Se ciai la forza de venimme appresso,
de tanto in tanto te darò ‘na voce,
fino là in fonno, deve c’è un cipresso,
fino là in cima, dove c’è la Croce…
io risposi: – Sarà… ma trovo strano
che me possa guidà chi nun ce vede…-
La cieca allora me pijò la mano
e sospirò: – Cammina! – Era la Fede.”
Questi versi, in romanesco, furono scritti da Carlo Alberto Camillo Salustri (1871-1950), poeta, scrittore e giornalista conosciuto con lo pseudonimo di Trilussa, e papa Giovanni Paolo I li utilizzò in una delle udienze del suo brevissimo pontificato, in Sala Paolo VI, nel settembre del 1978, per parlare della bontà del Padre celeste che non abbandona mai le sue creature, anzi, provvidenzialmente, li accompagna lungo il corso dell’intera esistenza.

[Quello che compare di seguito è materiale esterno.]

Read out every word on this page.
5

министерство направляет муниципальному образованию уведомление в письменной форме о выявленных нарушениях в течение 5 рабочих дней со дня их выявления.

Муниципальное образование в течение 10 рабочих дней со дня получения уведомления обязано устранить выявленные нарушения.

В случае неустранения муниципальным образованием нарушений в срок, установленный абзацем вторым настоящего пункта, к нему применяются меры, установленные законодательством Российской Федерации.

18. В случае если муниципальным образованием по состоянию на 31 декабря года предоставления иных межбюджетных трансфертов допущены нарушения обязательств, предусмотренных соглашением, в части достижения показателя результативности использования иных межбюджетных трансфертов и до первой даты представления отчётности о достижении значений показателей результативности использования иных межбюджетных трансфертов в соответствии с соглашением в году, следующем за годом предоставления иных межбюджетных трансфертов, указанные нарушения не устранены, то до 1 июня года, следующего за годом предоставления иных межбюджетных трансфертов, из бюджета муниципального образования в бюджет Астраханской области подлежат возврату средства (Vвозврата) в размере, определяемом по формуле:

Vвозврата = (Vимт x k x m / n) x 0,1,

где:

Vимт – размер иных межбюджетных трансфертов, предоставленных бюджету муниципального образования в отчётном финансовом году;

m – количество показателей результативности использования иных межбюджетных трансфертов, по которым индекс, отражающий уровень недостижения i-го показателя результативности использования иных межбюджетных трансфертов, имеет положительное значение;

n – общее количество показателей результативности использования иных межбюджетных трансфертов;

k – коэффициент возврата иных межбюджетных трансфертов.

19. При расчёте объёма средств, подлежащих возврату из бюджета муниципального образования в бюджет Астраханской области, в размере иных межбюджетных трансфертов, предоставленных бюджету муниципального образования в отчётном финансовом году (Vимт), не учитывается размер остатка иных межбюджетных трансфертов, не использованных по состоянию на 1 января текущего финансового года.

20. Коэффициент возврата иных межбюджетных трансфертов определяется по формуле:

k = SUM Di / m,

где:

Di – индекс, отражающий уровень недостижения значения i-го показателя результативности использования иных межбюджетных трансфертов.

Pochi versi, scritti con il linguaggio materno, quello che sa esprimere, con potenza inimmaginabile, le profondità e le sfumature del nostro vivere, rendendole chiare all’intelligenza e al cuore.

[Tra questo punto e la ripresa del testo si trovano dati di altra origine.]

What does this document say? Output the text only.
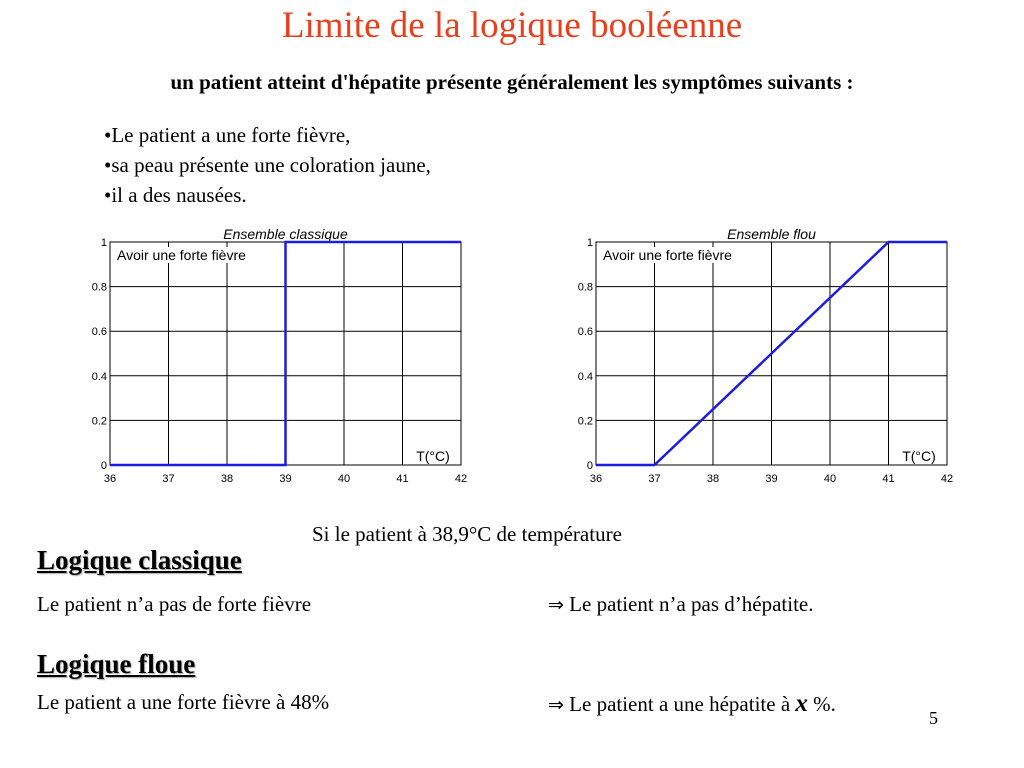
Limite de la logique booléenne
un patient atteint d'hépatite présente généralement les symptômes suivants :
•Le patient a une forte fièvre,
•sa peau présente une coloration jaune,
•il a des nausées.
Ensemble classique
36	37	38	39	40	41	42
0
0.2
0.4
0.6
0.8
1
Avoir une forte fièvre
T(°C)
Ensemble flou
36	37	38	39	40	41	42
0
0.2
0.4
0.6
0.8
1
Avoir une forte fièvre
T(°C)
Si le patient à 38,9°C de température
Logique classique
Le patient n’a pas de forte fièvre	⇒ Le patient n’a pas d’hépatite.
Logique floue
Le patient a une forte fièvre à 48%	⇒ Le patient a une hépatite à x %.
5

Come dicevamo nella riflessione pubblicata nel mese di febbraio, solo la creatura umana è sensibile alla trascendenza, ovvero a quella capacità di indagare sul senso della vita e a leggerlo sotto la luce dell’invisibile e del divino.

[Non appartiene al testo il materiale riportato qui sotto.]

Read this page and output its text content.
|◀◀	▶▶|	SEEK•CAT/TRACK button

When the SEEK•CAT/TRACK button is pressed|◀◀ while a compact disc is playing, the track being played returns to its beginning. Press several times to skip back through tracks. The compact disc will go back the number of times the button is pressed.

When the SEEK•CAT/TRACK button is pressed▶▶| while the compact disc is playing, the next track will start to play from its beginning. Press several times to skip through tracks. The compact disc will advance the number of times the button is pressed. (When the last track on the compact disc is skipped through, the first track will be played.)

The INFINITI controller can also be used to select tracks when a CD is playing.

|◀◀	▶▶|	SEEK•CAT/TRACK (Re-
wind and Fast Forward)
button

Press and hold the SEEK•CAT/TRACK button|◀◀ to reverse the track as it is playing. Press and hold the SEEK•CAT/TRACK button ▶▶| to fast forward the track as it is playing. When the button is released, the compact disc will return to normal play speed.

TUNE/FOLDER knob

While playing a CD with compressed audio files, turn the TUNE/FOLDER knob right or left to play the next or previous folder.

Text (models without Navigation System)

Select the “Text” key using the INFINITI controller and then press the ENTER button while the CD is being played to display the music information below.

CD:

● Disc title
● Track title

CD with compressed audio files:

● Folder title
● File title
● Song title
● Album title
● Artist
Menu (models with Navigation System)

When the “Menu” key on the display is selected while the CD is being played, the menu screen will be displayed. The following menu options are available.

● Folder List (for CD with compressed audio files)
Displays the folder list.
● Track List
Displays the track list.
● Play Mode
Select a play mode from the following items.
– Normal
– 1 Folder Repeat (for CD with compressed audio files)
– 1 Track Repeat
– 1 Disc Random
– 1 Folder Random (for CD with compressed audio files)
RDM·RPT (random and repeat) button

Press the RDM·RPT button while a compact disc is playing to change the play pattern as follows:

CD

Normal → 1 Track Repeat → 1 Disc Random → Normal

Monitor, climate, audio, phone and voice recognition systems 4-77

Trilussa mette in campo gli elementi della notte e del bosco come similitudine della vita umana nella quale afferma di essersi “perso”, di aver smarrito la strada in una notte oscura. Nessuno di noi nasce attrezzato per affrontare le vicende della vita e per risultare vincitore sulle avversità; solo nel tempo la vita con tutte le sue vicende ti rende capace a vivere, ma resta comunque un elemento da considerare per evitare di “naufragare” o “perdersi” lungo il corso della vita: un elemento al quale ancorarci per restare saldi nei momenti difficili del nostro vivere: questo elemento, ricorda Trilussa, è la Fede.
La Fede, vecchietta cieca, si dichiara capace di vedere anche quando ti perdi nel bosco della vicende della vita ed è buio pesto, l’importante, dice ancora la vecchietta cieca, è lasciarsi prendere, con fiducia, per mano in una sorta di affettuoso accompagnamento. Il poeta, però, si frena e si interroga sulla reale capacità della vecchietta di guidarlo verso la meta e questo è il dubbio che la “ragione” gli pone come insormontabile. La ragione non ha nessuna prova positiva per affermare che la Fede dice la verità e le verità che ella propone non sono verificabili per assenza di prove positive. Talvolta ci si ferma a questo punto: il dubbio interroga la “ragione” ed essa archivia la Fede dall’orizzonte per “mancanza completa di prove”. Ma la Fede resta, nonostante tutto, una “necessità” del cuore per comprendere ciò che la ragione esclude o accantona non potendo giungere ad una risposta. Resta una “necessità” di fronte al senso compiuto della vita dalla sua origine al suo fine ultimo proponendosi, alla fine, come “Fede ragionevole” alla ragione stessa.
La Fede, per il credente, resta il dono del Dio all’uomo per aiutarlo a percorrere i sentieri della vita e per riconoscere il traguardo finale simboleggiato da Trilussa nell’immagine della collina alla fine del bosco.